“The Banshees of Inisherin” was written & directed by Martin McDonagh, the director of “In Bruges” and “Three Billboards Outside Ebbing, Missouri.” Taking place on a small island off the coast of Ireland in 1923, the film follows the dimwitted and kindhearted Pádraic (Colin Farrell) when his longtime friend Colm (Brendan Gleeson) abruptly terminates their relationship. What starts as a sharp and witty comedy evolves into a heartbreaking study of loneliness, existentialism, and the need for purpose in life.
McDonagh is a master at balancing tone. He’ll have the audience belly-laughing in one scene and make them rethink their life choices in the next. Somehow every single joke in this film lands. Each one is meticulously written, performed, and edited. It’s refreshing to see a film that actually puts effort into its humor during this era dominated by generic comic book films. “The Banshees of Inisherin” doesn’t try to appease the lowest common denominator with some out of place and annoyingly safe quips. The jokes feel natural in the story, serving the narrative by calling out how over-the-top some of the situations are while also adding much-needed levity during some dark moments.
But make no mistake: “The Banshees of Inisherin” is not a film that you’ll leave with nothing but a smile. It thrives in its thematic richness with its undeniably universal messages that draw emotions from anyone who experiences it. Characters endure heavy loss, force each other to become worse people, and debate their reasons for existence on this isolated rock.
Brendan Gleeson is phenomenal as Colm, a man who simply wants to live life with meaning but becomes a monster in the process. He aims to accomplish his dreams in his fleeting years after decades of meaningless existence. He becomes terrified of death, tired of ignoring it just to learn what’s in the feces of Pádraic’s donkey. Colm is an incredibly tragic character, and while you want to like him because of how relatable he is, you can’t help but be intimidated by how far he’ll go to isolate someone as nice as Pádraic.
Speaking of Pádraic, this character is one of the best of the decade, He’s undoubtedly a simpleton, living his life carefree with blissful ignorance and not realizing how immature it is to talk about donkey excrement, but that’s why he’s so lovable (and hysterical). Pádraic is just a nice guy trying to balance his relationships and stay happy. So when his life crumbles down as he slowly becomes a nastier person to cope with Colm’s actions, it’s incredibly heartbreaking.
This is Colin Farrell’s best performance. Period. In fact, I think it’s the best performance of the year thus far. Farrell is charismatic as can be here, lighting up the screen with a smile and blackening it with a simple gaze. He plays Pádraic beautifully, not overacting to express the character’s goofiness and turmoil, but rather trusting the audience to understand his thought process. It’s a wonderfully understated performance with most of the emotion being expressed through his eyes rather than his words. You don’t see Colin Farrell, just Pádraic: this endearing man who deteriorates into the kind of person he despises.

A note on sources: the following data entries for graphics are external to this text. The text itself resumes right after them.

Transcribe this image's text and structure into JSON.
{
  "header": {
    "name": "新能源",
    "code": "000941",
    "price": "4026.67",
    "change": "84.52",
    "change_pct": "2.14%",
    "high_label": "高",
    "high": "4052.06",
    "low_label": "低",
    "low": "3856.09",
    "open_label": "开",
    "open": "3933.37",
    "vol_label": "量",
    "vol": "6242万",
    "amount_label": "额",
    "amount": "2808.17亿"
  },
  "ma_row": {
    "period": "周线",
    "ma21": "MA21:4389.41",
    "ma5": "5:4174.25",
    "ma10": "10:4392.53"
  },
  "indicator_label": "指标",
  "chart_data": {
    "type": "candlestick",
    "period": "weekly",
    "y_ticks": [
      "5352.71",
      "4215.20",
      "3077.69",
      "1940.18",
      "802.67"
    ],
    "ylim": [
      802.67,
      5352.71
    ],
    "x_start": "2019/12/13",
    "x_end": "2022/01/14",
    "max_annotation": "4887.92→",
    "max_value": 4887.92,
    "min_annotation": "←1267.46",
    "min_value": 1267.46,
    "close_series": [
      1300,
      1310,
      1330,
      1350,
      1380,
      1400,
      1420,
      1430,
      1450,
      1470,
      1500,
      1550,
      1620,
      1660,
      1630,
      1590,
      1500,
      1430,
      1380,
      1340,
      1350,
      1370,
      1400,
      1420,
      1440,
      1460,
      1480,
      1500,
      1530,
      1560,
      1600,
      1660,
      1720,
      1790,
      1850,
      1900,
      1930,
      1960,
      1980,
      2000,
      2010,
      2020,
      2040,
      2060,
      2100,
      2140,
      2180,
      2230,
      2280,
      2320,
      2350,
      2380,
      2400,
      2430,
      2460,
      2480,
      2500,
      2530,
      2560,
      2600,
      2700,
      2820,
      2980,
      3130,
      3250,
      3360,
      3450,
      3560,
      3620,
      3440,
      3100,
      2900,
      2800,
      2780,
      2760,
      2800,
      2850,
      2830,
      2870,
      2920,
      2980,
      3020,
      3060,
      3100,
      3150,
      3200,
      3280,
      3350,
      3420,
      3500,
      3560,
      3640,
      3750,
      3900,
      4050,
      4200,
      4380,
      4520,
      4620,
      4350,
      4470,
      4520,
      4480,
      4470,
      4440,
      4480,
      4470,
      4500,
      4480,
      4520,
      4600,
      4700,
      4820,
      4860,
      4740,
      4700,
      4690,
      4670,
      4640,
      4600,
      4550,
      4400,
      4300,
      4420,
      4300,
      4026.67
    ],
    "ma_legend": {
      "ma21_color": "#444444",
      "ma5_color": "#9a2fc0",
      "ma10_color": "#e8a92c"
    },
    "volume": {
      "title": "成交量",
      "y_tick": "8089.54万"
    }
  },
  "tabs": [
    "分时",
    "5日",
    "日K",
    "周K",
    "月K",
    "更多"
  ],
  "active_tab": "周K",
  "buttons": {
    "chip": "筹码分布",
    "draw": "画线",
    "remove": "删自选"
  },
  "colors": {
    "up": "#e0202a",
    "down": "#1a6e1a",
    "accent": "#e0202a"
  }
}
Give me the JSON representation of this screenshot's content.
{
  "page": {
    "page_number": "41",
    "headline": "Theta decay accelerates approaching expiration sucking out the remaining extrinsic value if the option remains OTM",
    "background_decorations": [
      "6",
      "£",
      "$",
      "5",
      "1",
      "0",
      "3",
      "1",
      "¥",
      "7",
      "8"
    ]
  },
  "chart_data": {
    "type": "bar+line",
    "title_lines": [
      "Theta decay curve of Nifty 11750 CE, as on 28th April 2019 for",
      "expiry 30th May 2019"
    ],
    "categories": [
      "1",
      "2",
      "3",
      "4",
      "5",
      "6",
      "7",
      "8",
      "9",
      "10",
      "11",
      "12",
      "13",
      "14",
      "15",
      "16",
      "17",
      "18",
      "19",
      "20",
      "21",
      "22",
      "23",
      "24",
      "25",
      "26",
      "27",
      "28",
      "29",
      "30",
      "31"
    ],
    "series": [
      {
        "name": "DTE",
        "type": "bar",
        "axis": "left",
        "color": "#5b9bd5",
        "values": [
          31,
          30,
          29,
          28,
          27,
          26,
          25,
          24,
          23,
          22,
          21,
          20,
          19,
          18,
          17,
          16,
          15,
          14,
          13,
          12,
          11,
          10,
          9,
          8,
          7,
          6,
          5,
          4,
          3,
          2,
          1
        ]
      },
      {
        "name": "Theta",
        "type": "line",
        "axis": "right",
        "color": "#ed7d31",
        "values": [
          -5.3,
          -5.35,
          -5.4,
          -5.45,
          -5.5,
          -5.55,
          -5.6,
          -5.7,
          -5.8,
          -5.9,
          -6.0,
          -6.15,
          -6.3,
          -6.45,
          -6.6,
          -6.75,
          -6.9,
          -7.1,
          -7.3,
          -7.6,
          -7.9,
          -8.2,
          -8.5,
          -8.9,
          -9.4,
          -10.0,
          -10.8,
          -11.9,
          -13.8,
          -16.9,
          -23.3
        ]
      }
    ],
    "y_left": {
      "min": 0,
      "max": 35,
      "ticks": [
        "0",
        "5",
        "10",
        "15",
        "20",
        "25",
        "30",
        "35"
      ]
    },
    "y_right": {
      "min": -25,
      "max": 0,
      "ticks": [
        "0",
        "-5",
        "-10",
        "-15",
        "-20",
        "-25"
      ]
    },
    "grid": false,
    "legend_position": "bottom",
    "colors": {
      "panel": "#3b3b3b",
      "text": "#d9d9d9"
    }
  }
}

The supporting cast is outstanding as well. Kerry Condon as Pádraic’s sister Siobhan brings a great fire to her character. She’s just as funny as the rest of the cast while also having this wise intelligence and strong moral compass. In many ways she’s the antithesis of Colm; while she also yearns to escape her meaningless existence on Inisherin, she rarely endangers others to do so. Additionally, Barry Keoghan is a scene-stealer as Dominic, commonly dubbed the dumbest person on Inisherin. He’s sort of Pádraic’s sidekick despite Pádraic and everyone else despising him due to his tendency to consistently say or do the wrong thing at the wrong time. He’s basically Newman from “Seinfeld.” Who doesn’t enjoy Newman?
I also love the setting of the film. Inisherin is such a peaceful and breathtaking environment straight out of a computer lockscreen. The routines, lifestyles, and conversations of the wide array of quirky side characters are consistently entertaining as well. World-building is integral to immersing an audience, and “The Banshees of Inisherin” excels at it.
If I had to scour for negatives, I’d say the film runs on just a bit too long. There’s multiple points where you think the film is about to end, and then it’ll continue for another few minutes. Those few minutes are still great, but to get there you have to drive over a speed bump.
“The Banshees of Inisherin” has stuck with me ever since I left the theater. Using an extremely simple premise, Martin McDonagh crafted a deeply impactful and thought-provoking film full of themes and memorable characters. Unfortunately, the film has a limited release, so if you have a theater nearby that’s playing it, support the movie. It’s awesome. You’ll love it.